An official receipt, on the other hand, is a written or printed acknowledgment of the receipt of money or of the delivery of goods for which payment has been made. It is the proof of payment for goods delivered or services rendered, in contrast to a sales invoice, which simply indicates that payment is due for those goods or services.
By law, all persons doing taxable business are mandated to issue duly registered receipts or invoices for each sale of merchandise or delivery of service. It therefore follows that customers may rightfully demand a receipt for every purchase that they make and for every service that they receive and pay for
Another type of receipt for purchases of goods or services is the cash register machine/point of sales (CRM/POS) receipt. This type of receipt is rapidly generated by cash register machines, such as those used in businesses with heavy customer traffic like department stores and grocery checkout counters.
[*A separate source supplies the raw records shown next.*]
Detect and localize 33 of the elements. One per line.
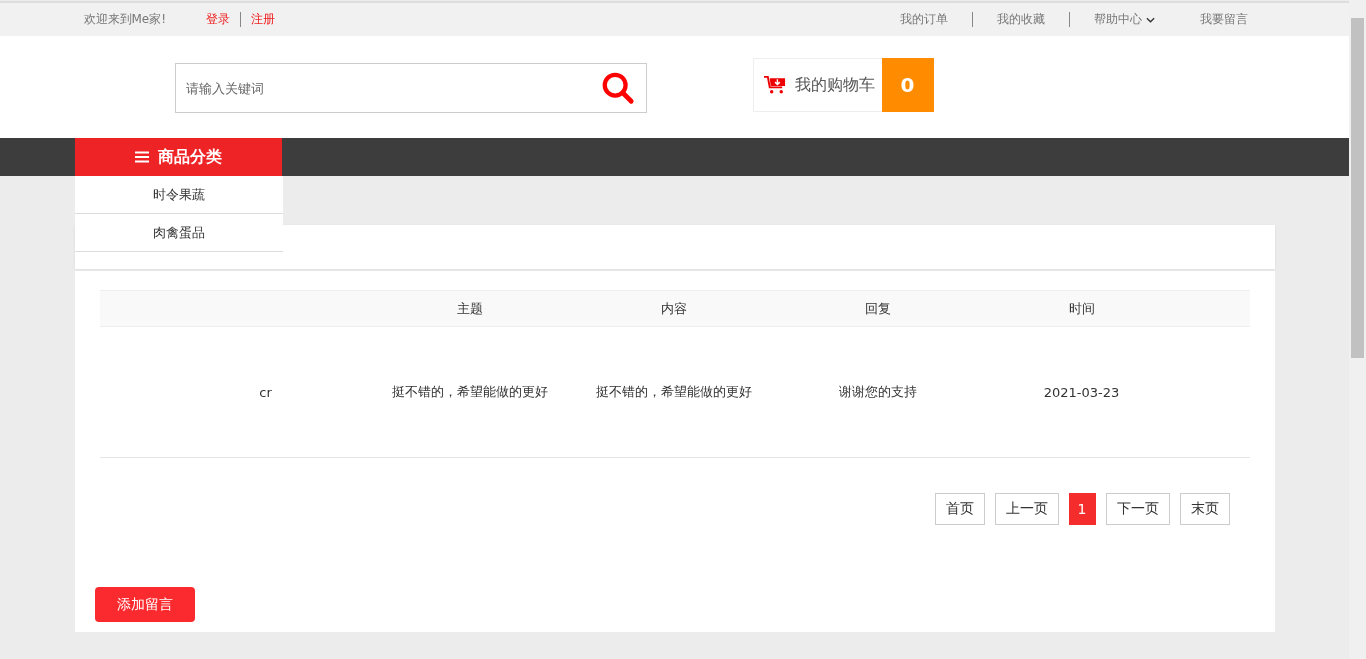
column-header: 主题 [455,299,484,318]
page-button[interactable]: 首页 [934,493,985,525]
scrollbar-thumb[interactable] [1351,18,1364,358]
search-icon[interactable] [600,71,635,105]
category-item[interactable]: 时令果蔬 [74,176,283,214]
menu-icon [134,151,149,163]
top-link[interactable]: 我的收藏 [996,11,1045,28]
search-field[interactable]: 请输入关键词 [174,63,647,113]
caret-icon [1145,16,1155,23]
table-cell-text: 谢谢您的支持 [837,383,918,401]
cart-button[interactable]: 我的购物车 [752,58,882,112]
auth-link[interactable]: 注册 [251,11,276,28]
page-button[interactable]: 1 [1068,493,1096,525]
table-cell-text: 挺不错的，希望能做的更好 [390,383,549,401]
column-header: 回复 [863,299,892,318]
column-header: 内容 [659,299,688,318]
cart-count: 0 [881,58,934,112]
page-button[interactable]: 下一页 [1105,493,1170,525]
top-link[interactable]: 我要留言 [1199,11,1248,28]
scrollbar[interactable] [1349,0,1366,659]
page-button[interactable]: 末页 [1179,493,1230,525]
page-button[interactable]: 上一页 [994,493,1059,525]
top-link[interactable]: 我的订单 [899,11,948,28]
column-header: 时间 [1067,299,1096,318]
table-cell-text: 2021-03-23 [1042,384,1121,400]
cart-icon [763,75,787,95]
add-message-button[interactable]: 添加留言 [94,587,195,622]
help-dropdown[interactable]: 帮助中心 [1093,11,1155,28]
auth-link[interactable]: 登录 [206,11,231,28]
category-button[interactable]: 商品分类 [74,138,282,176]
table-cell-text: 挺不错的，希望能做的更好 [594,383,753,401]
welcome-text: 欢迎来到Me家! [83,11,167,28]
table-cell-text: cr [258,384,273,400]
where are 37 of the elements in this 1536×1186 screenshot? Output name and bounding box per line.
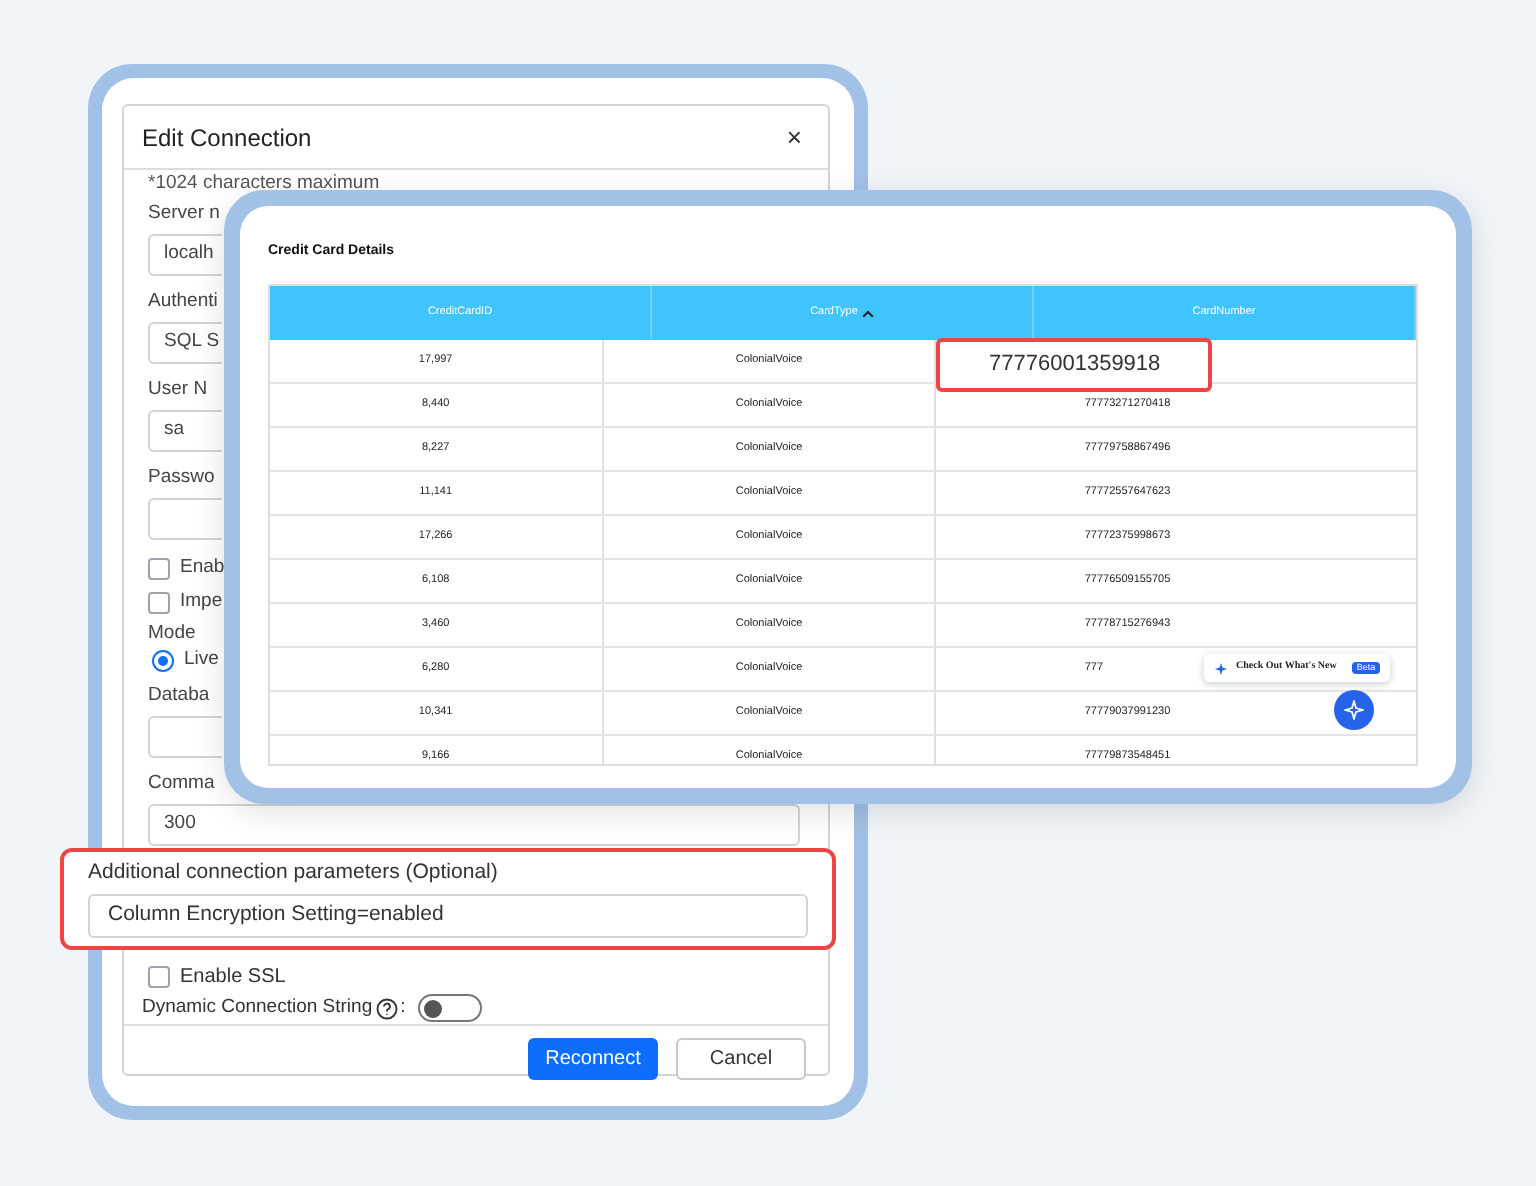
input-field[interactable]: SQL S xyxy=(148,322,222,364)
assistant-button[interactable] xyxy=(1333,690,1374,730)
toggle-label: Dynamic Connection String xyxy=(142,993,373,1022)
highlighted-cell: 77776001359918 xyxy=(936,338,1213,392)
close-button[interactable]: × xyxy=(778,124,810,150)
cancel-button[interactable]: Cancel xyxy=(676,1037,806,1079)
sparkle-icon xyxy=(1214,661,1228,675)
reconnect-button[interactable]: Reconnect xyxy=(528,1037,658,1079)
field-label: Databa xyxy=(148,682,210,708)
dialog-title: Edit Connection xyxy=(142,121,312,155)
checkbox[interactable] xyxy=(148,966,170,988)
radio-label: Live xyxy=(184,646,219,675)
radio-button[interactable] xyxy=(152,650,174,672)
input-field[interactable]: localh xyxy=(148,234,222,276)
checkbox-label: Impe xyxy=(180,588,223,617)
colon-text: : xyxy=(400,993,406,1022)
field-label: Additional connection parameters (Optional) xyxy=(88,858,500,886)
field-label: Mode xyxy=(148,620,196,646)
checkbox-label: Enab xyxy=(180,554,225,583)
note-text: *1024 characters maximum xyxy=(148,172,382,196)
input-field[interactable] xyxy=(148,498,222,540)
toggle-switch[interactable] xyxy=(417,994,482,1022)
help-icon[interactable] xyxy=(376,997,399,1019)
checkbox[interactable] xyxy=(148,558,170,580)
sort-icon xyxy=(861,309,874,317)
input-field[interactable] xyxy=(148,716,222,758)
field-label: Server n xyxy=(148,200,220,226)
input-field[interactable]: 300 xyxy=(148,804,800,846)
input-field[interactable]: Column Encryption Setting=enabled xyxy=(88,894,808,938)
checkbox[interactable] xyxy=(148,592,170,614)
field-label: User N xyxy=(148,376,208,402)
field-label: Authenti xyxy=(148,288,218,314)
sparkle-icon xyxy=(1343,700,1364,720)
input-field[interactable]: sa xyxy=(148,410,222,452)
checkbox-label: Enable SSL xyxy=(180,964,286,992)
field-label: Passwo xyxy=(148,464,215,490)
field-label: Comma xyxy=(148,770,215,796)
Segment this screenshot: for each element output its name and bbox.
From the standpoint of consumers, official receipts, sales invoices, and CRM/POS receipts are interchangeable. In fact, some invoices or bills—such as utility bills—serve as official receipts once they are paid and machine-validated.
The difference between a receipt and an invoice only becomes significant when business owners report their taxable sales to the Bureau of Internal Revenue (BIR). During the tax season, the BIR looks at official receipts first because they are presumed to reflect all monies received by the business establishment, thus showing its taxable sales. However, if the BIR suspects that an establishment is hiding or falsifying its official receipts in an attempt to avoid paying correct taxes, then the BIR will look into the establishment’s sales invoices to check into its transactions. If the sales invoices also appear to be falsified, then the BIR will go directly to the establishment’s customers to find out how much business was actually transacted during the taxable season.
Considering all of the above, business owners are strongly reminded to always issue a receipt with each sale of goods or services. Failure to do so can lead to government-imposed sanctions that might ruin one’s business reputation and goodwill.